The problem: privacy of public data. The first author has argued that individuals often expect privacy constraints on data that is publicly accessible on the web. Some examples of such constraints relevant to the web-crawler context are:
- Data should not be archived beyond a certain period (or at all).
- Crawling a small number of pages is allowed, but large-scale aggregation is not.
- “Linkage” of personal information to other databases is prohibited.
Currently there is no way to specify such restrictions in a machine-readable form. As as result, sites resort to hacks such as identifying and blocking crawlers whose behavior they don’t like, without clearly defining acceptable behavior. Other sites specify restrictions in the Terms of Service and bring legal action against violators. This is clearly not a viable solution — for operators of web-scale crawlers, manually interpreting and encoding the ToS restrictions of every site is prohibitively expensive.
There are two reasons why the problem has become pressing: first, there is an ever-increasing quantity of behavioral data about users that is valuable to marketers — in fact, there is even a black market for this data — and second, crawlers have become very cheap to set up and operate.

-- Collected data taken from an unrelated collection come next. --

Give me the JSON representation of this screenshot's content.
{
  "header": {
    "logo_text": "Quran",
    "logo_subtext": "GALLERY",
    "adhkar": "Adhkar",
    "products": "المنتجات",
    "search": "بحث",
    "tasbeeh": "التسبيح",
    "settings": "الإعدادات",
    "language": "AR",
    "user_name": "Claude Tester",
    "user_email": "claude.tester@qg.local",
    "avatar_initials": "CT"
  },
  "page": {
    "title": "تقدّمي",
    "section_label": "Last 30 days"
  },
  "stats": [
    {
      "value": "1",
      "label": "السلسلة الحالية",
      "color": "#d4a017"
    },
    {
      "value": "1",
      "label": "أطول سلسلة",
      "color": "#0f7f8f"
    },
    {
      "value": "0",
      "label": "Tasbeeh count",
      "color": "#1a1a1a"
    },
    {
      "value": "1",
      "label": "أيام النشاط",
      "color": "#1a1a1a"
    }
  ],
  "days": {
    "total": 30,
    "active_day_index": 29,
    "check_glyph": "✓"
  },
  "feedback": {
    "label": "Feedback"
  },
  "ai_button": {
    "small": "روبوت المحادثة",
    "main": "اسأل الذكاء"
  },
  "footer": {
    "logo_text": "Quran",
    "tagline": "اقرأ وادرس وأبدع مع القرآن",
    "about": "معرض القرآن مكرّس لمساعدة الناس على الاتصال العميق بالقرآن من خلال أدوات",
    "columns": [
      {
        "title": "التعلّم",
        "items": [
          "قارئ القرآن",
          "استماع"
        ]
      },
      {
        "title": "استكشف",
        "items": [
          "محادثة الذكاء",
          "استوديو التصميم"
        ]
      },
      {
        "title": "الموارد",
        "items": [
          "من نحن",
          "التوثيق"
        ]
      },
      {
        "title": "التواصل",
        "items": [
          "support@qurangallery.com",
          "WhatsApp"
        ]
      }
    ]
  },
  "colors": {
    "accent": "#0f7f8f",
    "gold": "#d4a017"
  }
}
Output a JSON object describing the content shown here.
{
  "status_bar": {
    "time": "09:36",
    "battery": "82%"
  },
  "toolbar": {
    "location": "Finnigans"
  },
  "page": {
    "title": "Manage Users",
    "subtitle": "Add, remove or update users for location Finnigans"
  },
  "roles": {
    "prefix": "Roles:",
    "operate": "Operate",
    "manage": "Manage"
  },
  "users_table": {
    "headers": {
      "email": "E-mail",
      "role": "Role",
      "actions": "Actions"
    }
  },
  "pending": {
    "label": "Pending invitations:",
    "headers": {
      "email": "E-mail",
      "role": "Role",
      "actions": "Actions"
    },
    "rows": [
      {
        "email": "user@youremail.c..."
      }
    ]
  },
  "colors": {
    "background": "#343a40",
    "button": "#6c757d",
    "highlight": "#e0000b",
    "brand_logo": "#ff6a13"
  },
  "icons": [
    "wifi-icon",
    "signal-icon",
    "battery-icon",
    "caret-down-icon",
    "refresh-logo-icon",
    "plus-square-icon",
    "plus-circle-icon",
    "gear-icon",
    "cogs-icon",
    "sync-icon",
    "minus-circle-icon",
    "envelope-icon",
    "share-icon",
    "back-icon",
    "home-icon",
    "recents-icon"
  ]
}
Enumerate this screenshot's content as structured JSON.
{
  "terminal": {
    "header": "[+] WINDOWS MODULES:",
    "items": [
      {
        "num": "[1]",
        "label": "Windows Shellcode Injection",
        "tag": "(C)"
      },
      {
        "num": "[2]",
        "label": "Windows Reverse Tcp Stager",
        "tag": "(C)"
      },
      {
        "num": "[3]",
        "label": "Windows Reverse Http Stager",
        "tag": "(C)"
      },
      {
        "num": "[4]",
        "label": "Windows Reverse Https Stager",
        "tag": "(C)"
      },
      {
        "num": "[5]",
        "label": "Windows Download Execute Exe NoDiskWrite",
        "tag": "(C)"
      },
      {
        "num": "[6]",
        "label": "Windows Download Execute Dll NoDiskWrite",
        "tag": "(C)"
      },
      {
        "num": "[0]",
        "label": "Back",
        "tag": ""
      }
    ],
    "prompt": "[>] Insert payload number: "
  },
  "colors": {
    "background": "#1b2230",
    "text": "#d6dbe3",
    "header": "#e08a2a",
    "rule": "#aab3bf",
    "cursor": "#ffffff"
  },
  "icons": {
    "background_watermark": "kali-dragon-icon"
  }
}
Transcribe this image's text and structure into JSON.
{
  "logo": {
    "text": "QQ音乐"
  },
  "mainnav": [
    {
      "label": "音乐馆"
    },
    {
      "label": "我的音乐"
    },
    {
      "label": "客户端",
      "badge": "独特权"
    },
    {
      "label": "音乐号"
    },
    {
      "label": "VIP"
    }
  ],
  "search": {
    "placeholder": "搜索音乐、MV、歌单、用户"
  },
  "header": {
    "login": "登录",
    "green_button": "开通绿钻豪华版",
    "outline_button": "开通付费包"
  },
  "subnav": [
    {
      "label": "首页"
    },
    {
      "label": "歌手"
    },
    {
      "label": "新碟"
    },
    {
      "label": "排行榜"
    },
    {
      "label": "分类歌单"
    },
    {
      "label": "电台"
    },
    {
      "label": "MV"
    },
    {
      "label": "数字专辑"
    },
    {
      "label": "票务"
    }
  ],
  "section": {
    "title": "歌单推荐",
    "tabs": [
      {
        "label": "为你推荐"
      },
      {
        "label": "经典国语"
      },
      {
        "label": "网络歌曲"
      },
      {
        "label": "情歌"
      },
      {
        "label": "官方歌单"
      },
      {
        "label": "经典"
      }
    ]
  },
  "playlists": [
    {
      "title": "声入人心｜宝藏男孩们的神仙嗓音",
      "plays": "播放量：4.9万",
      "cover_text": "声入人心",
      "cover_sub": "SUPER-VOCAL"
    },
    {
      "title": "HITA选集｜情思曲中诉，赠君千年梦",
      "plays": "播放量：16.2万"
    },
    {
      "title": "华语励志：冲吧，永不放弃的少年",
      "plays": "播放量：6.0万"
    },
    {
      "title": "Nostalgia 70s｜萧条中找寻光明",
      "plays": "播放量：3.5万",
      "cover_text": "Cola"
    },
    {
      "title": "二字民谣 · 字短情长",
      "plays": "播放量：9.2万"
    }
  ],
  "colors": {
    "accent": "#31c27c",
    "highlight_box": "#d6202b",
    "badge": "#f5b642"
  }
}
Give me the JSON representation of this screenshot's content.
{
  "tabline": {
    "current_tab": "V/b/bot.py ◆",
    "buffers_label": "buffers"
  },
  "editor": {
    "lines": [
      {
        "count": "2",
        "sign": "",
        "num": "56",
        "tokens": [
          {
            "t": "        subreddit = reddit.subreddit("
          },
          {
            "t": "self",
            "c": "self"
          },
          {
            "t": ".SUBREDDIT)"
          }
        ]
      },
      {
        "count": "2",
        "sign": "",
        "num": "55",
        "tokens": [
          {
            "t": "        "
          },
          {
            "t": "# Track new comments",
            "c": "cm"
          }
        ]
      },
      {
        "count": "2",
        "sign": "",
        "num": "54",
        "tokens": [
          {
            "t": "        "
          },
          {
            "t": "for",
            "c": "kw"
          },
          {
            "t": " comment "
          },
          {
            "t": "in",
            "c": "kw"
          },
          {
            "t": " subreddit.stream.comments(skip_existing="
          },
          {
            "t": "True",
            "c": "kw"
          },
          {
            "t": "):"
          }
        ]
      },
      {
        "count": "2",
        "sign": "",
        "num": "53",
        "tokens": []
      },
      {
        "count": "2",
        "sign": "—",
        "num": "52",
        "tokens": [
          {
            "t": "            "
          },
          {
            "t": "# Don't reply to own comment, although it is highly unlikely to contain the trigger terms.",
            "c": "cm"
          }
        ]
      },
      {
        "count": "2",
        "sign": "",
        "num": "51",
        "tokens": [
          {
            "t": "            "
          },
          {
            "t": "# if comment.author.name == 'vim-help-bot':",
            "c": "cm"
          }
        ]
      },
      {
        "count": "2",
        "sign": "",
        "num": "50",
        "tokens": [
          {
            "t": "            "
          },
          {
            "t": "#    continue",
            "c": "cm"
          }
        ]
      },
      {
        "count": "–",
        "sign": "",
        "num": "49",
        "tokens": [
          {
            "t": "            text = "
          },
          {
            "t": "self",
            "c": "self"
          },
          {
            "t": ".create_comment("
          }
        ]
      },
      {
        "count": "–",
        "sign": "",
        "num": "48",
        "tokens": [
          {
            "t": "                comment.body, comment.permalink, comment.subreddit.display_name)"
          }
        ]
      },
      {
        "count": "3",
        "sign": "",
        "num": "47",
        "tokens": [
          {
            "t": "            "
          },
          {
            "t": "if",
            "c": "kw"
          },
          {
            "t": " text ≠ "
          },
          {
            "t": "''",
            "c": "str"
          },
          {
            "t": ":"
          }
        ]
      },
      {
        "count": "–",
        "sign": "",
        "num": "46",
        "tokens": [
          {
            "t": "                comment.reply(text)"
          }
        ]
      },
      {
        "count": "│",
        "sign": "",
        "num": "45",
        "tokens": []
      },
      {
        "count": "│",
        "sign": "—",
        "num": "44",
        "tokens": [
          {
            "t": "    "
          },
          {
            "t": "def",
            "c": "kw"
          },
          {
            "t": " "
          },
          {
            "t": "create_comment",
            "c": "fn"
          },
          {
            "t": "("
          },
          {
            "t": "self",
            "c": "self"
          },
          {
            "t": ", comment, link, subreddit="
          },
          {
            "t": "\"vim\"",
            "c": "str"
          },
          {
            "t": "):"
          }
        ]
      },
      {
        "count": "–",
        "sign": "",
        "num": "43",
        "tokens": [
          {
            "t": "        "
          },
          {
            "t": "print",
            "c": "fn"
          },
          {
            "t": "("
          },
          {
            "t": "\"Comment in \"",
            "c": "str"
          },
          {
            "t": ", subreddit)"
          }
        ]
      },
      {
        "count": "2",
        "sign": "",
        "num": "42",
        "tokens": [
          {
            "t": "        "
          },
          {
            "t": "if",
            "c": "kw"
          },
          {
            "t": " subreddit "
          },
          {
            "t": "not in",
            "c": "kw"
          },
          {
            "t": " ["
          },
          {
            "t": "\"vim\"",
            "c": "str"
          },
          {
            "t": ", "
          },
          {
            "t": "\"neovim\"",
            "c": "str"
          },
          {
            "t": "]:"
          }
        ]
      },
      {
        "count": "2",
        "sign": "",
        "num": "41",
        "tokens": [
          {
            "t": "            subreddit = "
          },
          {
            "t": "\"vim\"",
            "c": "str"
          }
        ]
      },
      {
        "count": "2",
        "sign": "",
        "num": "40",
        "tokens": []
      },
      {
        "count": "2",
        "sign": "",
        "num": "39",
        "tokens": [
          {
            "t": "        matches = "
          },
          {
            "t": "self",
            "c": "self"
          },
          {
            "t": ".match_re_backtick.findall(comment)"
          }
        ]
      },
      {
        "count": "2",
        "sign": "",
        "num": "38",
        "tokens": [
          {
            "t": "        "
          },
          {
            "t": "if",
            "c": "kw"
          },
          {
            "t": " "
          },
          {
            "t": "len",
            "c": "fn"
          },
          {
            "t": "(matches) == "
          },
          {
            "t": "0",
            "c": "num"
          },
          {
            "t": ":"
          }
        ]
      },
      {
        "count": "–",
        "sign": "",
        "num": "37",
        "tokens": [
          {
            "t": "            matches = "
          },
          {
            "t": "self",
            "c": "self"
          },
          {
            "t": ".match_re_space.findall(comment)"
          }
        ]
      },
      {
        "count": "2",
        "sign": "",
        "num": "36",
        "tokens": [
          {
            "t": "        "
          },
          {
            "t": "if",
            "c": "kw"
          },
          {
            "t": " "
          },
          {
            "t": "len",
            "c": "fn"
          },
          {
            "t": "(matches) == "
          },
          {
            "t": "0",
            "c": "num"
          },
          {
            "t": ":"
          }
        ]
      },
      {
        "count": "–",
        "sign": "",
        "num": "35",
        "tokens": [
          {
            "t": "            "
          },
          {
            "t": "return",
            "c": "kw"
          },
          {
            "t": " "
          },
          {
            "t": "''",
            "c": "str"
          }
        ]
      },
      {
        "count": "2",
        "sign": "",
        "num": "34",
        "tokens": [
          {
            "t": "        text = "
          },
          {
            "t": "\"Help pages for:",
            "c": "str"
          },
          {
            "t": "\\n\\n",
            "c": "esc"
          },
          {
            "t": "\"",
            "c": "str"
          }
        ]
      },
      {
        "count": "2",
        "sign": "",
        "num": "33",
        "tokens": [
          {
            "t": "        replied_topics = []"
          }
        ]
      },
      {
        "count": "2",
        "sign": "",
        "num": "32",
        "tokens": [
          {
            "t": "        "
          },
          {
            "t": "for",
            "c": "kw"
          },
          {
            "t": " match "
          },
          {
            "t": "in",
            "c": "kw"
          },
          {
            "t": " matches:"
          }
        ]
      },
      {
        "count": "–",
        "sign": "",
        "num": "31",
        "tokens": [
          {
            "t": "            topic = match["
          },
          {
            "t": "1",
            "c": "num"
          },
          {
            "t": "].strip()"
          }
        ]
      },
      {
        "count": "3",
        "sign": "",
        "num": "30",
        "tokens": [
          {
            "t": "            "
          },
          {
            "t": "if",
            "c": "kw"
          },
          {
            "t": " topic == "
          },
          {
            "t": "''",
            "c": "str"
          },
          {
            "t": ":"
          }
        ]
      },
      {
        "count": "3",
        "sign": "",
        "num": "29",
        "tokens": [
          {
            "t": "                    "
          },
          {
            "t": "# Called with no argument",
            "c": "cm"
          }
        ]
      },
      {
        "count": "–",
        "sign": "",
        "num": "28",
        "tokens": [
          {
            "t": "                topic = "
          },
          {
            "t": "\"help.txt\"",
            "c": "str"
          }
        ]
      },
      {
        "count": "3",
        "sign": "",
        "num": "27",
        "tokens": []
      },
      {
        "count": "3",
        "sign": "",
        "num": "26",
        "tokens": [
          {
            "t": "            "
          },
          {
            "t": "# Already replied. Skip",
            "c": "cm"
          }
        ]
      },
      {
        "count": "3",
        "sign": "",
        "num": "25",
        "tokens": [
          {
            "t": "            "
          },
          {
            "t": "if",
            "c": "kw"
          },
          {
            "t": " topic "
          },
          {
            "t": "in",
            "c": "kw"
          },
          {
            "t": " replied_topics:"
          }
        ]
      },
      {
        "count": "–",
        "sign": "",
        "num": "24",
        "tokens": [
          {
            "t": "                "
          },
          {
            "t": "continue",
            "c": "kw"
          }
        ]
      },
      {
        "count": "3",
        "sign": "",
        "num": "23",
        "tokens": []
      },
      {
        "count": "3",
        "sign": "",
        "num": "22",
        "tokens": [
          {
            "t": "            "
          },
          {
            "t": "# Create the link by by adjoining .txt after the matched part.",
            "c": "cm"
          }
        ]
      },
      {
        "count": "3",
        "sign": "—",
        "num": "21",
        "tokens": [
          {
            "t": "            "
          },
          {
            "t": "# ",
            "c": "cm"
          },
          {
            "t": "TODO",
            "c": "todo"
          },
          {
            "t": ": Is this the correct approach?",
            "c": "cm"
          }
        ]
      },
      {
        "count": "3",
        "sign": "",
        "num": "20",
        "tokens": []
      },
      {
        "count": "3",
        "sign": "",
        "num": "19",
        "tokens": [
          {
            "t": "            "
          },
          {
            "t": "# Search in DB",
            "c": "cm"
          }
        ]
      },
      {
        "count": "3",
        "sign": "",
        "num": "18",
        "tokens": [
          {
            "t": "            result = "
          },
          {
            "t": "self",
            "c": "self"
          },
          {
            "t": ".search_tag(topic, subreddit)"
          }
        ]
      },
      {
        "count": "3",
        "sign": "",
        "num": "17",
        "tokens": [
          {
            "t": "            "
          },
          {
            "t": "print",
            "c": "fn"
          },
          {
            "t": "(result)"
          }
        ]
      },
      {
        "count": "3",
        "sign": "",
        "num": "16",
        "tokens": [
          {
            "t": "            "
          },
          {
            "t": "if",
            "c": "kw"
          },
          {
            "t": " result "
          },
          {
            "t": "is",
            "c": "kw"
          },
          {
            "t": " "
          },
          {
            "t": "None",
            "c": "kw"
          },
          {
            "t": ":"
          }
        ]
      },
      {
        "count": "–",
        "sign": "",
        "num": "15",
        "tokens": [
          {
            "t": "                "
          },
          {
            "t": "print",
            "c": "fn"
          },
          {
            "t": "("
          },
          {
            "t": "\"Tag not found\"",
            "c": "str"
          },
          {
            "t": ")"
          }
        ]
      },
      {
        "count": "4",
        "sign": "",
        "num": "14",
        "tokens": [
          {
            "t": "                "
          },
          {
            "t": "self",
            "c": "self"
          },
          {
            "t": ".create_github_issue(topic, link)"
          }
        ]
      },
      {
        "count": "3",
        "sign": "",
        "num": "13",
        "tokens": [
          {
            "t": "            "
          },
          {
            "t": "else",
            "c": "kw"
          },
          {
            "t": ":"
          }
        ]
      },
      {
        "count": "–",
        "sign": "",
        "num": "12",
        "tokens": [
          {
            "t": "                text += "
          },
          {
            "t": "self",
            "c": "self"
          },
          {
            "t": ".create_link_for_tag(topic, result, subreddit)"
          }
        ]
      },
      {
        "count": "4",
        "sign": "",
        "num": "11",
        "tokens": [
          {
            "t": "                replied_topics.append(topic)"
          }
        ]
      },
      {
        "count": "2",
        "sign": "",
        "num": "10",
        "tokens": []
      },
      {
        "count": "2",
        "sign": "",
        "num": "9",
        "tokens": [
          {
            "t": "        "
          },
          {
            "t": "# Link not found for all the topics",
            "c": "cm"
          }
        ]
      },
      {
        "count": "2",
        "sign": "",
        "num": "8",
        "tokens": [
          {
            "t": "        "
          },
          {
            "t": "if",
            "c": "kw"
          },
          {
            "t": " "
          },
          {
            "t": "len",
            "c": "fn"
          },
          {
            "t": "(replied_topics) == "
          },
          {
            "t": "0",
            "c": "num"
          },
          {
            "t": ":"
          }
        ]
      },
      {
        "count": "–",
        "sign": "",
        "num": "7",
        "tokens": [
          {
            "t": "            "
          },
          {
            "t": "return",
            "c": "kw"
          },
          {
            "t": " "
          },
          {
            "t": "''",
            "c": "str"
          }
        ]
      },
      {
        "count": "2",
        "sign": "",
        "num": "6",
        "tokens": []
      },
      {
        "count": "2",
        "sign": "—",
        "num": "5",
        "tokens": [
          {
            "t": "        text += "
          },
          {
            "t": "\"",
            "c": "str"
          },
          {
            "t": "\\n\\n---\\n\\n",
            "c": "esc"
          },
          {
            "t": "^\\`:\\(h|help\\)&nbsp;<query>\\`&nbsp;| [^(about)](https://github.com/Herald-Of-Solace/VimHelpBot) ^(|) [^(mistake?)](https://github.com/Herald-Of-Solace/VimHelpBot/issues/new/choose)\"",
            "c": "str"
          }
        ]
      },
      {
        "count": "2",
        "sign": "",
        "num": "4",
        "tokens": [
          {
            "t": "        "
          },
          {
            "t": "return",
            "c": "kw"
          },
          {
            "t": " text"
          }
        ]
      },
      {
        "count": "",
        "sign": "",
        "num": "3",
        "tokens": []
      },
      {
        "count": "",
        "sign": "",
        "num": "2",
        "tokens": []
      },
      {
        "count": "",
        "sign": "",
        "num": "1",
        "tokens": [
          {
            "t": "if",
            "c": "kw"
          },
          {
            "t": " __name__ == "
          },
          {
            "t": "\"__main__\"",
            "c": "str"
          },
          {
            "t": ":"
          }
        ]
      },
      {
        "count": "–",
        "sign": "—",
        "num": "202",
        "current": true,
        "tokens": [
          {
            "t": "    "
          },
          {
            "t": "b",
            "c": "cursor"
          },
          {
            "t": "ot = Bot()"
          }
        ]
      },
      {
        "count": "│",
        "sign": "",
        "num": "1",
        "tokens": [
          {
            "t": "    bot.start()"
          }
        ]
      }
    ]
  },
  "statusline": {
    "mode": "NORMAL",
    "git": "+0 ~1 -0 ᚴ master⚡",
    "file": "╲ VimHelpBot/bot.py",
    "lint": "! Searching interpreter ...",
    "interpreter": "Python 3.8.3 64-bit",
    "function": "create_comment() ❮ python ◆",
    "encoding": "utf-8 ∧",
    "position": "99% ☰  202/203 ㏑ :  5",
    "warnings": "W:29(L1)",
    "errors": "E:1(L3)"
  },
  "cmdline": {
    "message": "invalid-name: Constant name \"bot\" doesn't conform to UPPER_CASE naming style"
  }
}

The desire for control over web content is by no means limited to user privacy concerns. Publishers concerned about copyright are equally in search of a better mechanism for specifying fine-grained restrictions on the collection, storage and dissemination of web content. Many site owners would also like to limit the acceptable uses of data for competitive reasons.
The solution space. Broadly, there are three levels at which access/usage rules may be specified: site-level, page-level and DOM element-level. Robots.txt is an example of a site-level mechanism, and one possible solution is to extend robots.txt. A disadvantage of this approach, however, is that the file may grow too large, especially in sites with user-generated content what may wish to specify per-user policies.
A page-level mechanism thus sounds much more suitable. While there is already a “robots” attribute to the META tag, it is part of the robots.txt specification and has the same limitations on functionality. A different META tag is probably an ideal place for a new standard.
Taking it one step further, tagging at the DOM element-level using microformats to delineate personal information has also been proposed. A possible disadvantage of this approach is the overhead of parsing pages that crawlers will have to incur in order to be compliant.
Conclusion. While the need to move beyond the current robots.txt model is apparent, it is not yet clear what should replace it. The challenge in developing a new standard lies in accommodating the diverse requirements of website operators and precisely defining the semantics of each type of constraint without making it too cumbersome to write a compliant crawler. In parallel with this effort, the development of legal doctrine under which the standard is more easily enforceable is likely to prove invaluable.